No caldeirão do trumpismo cozinha-se alguma
surpresa para a América Latina.
Noves fora os imigrantes, Cuba e Venezuela,
Trump já mostrou os dentes para o Panamá e, de leve,
para o Brasil.
EUA cucarachas
Os presidentes americanos pegaram um vírus de
alguns de seus similares latino-americanos e desaprenderam a arte de sair com
elegância da Casa Branca. Em 2021, Trump tentou um golpe. Já Joe Biden perdoou
os crimes do filho atacando o Judiciário e soltou a notícia de que cogita
atacar as instalações nucleares do Irã. Elas estão lá há mais de dez anos.
Em 1801, o presidente John Adams saiu de
Washington para não passar o cargo a Thomas Jefferson, mas não aporrinhou os
outros.
Delírio palaciano
Pelo menos um ministro do Supremo Tribunal
Federal com tradição de amor à intimidade palaciana teve uma conversa
impertinente com Jair Bolsonaro nos últimos meses de 2021.
A impertinência esteve no que o doutor
aceitou ouvir.
A habilidade de Carter
Nos últimos dois anos morreram dois
personagens do século passado, ambos centenários. Henry Kissinger, um diplomata
que se tornou figura pop enquanto esteve no poder, foi-se em 2023. Teve um
funeral de segunda, assombrado pelos fantasmas de seu apoio ao golpe do Chile e
pela inutilidade de seus bombardeios no Vietnã. No final de 2024, morreu Jimmy
Carter. Derrotado na eleição de 1980, parecia um político fracassado. Teve um
funeral de primeira pela firmeza com que defendeu a democracia e os direitos
humanos.
Kissinger e Carter eram frios como cobras. Um
(Carter) gostava da vida e tinha senso de humor. O outro (Kissinger) era um
atormentado.
Uma cena de 1978 ilustra a leveza com que
Carter levava a vida.
Depois de muita costura, o primeiro-ministro
de Israel, Menachem Begin, e o presidente do Egito, Anwar Sadat, desceram em
Camp David, a casa do presidente dos Estados Unidos nas montanhas. Era a
primeira vez que isso acontecia. Begin era um radical e Sadat havia atacado
Israel em 1973.
Na primeira reunião, Sadat puxou um texto de
exigências e o leu por 90 minutos. Queria um Estado Palestino com capital em
Jerusalém, a retirada dos israelenses para as fronteiras de 1967 e o desmanche
dos assentamentos em áreas contestadas. Só faltava exigir que se convertessem
ao islamismo.
Begin ouviu calado e parecia estar a um passo
de uma explosão. A reunião começava da pior maneira possível.

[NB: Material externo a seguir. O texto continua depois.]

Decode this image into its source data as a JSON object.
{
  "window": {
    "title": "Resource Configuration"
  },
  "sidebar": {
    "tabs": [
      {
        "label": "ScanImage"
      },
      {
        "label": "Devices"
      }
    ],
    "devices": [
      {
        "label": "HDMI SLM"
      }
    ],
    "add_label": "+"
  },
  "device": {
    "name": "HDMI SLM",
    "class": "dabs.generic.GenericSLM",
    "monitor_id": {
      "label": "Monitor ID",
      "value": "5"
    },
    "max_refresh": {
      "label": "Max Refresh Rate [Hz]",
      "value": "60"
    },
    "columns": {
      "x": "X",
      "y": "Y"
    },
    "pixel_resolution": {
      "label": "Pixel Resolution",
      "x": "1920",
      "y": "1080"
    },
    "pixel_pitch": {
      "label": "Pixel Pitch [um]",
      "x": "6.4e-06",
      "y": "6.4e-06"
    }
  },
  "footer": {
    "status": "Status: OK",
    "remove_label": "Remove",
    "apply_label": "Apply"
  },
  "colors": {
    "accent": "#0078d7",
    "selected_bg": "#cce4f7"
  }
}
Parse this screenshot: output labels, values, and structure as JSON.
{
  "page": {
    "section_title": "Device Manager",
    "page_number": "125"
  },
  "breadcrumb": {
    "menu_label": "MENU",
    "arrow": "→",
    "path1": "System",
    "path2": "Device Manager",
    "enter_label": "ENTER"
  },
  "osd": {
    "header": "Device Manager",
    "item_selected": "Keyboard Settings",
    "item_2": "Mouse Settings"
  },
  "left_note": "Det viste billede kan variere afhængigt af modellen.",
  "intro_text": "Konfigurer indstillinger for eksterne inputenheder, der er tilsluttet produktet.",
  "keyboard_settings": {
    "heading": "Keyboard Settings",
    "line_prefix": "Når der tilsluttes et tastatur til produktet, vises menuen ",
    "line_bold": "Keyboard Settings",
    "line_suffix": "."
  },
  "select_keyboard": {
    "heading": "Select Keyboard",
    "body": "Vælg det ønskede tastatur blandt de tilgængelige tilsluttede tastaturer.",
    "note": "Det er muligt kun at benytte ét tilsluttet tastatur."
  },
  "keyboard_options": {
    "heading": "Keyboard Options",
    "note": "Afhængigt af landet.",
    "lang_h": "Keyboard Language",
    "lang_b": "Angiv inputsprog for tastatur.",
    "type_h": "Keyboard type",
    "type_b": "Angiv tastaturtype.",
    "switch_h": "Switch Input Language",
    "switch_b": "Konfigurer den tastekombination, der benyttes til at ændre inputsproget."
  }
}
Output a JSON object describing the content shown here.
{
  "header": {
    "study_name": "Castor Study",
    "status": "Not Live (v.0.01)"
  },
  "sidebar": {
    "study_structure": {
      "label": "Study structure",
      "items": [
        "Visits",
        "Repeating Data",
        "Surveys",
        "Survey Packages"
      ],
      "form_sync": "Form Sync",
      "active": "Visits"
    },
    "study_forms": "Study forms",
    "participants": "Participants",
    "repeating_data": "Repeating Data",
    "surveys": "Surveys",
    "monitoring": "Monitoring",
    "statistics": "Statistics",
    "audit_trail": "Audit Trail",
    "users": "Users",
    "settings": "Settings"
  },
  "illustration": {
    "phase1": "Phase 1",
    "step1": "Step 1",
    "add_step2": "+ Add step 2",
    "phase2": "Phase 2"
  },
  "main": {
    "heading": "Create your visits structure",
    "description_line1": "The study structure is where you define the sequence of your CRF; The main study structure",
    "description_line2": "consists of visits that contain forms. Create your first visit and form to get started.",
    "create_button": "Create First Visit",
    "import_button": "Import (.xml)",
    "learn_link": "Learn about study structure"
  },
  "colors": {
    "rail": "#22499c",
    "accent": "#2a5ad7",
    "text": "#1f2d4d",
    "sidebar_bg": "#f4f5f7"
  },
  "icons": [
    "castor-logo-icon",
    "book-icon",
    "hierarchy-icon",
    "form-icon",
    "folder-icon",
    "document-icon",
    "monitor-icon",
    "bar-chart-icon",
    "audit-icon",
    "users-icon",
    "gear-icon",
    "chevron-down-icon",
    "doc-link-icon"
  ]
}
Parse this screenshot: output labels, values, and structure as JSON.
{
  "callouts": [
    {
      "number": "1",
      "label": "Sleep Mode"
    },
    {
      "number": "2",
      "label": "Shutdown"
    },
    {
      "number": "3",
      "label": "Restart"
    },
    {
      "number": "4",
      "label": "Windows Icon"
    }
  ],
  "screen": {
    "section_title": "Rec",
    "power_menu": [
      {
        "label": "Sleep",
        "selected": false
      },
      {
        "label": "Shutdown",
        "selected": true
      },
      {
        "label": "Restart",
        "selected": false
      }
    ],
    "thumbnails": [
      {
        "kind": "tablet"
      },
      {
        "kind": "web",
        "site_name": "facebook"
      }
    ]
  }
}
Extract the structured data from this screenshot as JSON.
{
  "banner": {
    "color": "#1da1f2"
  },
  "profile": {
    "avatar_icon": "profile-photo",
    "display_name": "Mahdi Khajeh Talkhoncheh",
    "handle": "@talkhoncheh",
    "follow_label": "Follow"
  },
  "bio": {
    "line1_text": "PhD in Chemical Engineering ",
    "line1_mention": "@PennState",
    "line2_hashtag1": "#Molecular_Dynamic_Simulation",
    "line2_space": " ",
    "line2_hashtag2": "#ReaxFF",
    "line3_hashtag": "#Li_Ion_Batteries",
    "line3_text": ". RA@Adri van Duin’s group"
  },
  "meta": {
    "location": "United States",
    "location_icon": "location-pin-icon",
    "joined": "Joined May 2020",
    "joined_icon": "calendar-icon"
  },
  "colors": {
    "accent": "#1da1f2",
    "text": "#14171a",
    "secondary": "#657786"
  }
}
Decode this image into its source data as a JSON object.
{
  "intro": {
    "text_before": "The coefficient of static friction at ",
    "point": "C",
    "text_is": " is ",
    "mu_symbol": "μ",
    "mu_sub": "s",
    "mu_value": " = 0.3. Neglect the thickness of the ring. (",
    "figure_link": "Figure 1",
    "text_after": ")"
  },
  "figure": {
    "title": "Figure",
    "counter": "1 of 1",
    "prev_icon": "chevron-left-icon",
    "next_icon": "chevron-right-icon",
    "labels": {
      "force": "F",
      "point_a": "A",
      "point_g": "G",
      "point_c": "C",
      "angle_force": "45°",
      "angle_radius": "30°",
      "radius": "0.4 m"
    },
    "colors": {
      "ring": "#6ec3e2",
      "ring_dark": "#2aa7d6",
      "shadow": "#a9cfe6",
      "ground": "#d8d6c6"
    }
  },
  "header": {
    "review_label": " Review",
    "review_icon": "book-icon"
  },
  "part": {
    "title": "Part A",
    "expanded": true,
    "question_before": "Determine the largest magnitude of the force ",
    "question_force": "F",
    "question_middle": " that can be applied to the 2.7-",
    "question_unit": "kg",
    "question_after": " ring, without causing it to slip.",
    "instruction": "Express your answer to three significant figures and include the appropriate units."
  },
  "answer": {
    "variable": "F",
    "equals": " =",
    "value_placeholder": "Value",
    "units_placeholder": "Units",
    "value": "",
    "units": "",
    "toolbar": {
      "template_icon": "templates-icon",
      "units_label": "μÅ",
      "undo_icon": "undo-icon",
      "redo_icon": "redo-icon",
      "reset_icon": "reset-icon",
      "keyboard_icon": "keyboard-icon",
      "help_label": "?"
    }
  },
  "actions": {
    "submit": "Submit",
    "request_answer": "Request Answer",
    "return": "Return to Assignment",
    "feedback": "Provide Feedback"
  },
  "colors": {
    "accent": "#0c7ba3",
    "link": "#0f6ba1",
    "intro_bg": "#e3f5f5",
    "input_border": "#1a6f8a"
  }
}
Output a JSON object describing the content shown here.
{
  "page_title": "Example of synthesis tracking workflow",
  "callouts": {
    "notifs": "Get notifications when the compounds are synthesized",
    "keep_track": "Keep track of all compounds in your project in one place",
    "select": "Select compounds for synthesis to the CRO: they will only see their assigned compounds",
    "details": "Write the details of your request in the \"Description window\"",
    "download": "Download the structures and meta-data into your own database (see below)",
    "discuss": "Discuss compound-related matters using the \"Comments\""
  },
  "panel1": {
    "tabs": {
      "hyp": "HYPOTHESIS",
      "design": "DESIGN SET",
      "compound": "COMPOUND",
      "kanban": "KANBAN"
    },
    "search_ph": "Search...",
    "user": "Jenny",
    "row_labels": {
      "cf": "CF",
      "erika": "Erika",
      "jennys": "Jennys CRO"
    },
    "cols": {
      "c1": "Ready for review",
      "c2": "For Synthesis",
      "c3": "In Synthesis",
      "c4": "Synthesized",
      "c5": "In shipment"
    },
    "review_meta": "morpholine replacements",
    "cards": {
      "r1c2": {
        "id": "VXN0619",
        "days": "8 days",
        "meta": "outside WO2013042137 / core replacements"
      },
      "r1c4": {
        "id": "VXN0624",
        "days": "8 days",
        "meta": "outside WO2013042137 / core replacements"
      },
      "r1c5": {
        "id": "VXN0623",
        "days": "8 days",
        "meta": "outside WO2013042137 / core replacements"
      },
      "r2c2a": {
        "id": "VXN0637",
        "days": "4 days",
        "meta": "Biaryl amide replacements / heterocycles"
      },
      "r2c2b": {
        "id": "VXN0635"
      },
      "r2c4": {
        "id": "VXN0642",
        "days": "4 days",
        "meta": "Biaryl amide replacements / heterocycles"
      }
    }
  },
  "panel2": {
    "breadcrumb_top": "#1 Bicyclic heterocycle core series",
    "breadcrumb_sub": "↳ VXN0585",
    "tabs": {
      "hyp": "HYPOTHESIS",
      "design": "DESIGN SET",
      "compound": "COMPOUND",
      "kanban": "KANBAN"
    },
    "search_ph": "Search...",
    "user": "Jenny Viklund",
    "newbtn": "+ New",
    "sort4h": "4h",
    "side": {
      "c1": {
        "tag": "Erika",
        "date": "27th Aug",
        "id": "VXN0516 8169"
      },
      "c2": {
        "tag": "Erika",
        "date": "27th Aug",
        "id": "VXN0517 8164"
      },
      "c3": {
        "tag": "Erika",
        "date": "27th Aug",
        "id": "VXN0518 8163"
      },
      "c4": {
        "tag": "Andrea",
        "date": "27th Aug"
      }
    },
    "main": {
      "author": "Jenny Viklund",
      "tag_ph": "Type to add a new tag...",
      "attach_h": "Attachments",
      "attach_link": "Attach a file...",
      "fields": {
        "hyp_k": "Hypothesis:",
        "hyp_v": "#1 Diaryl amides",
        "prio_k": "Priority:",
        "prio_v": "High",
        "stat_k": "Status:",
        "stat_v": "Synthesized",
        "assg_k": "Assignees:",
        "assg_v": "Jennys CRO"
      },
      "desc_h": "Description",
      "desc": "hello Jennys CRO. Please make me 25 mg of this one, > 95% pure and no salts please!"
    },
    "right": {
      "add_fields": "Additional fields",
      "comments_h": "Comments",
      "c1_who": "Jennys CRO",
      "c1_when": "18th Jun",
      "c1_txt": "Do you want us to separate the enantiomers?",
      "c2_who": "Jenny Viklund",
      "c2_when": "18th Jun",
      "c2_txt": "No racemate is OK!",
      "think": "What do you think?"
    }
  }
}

Carter quebrou o silêncio e, sério,
dirigiu-se a Begin. Disse-lhe que endossasse a proposta de Sadat. Assinando-a,
dispensaria maiores discussões.
Os três deram uma grande gargalhada e
começaram as conversas que durariam 13 dias.
O acordo de Camp David esfriou a tensão no Oriente Médio, mas, como se viu, deu em pouca coisa.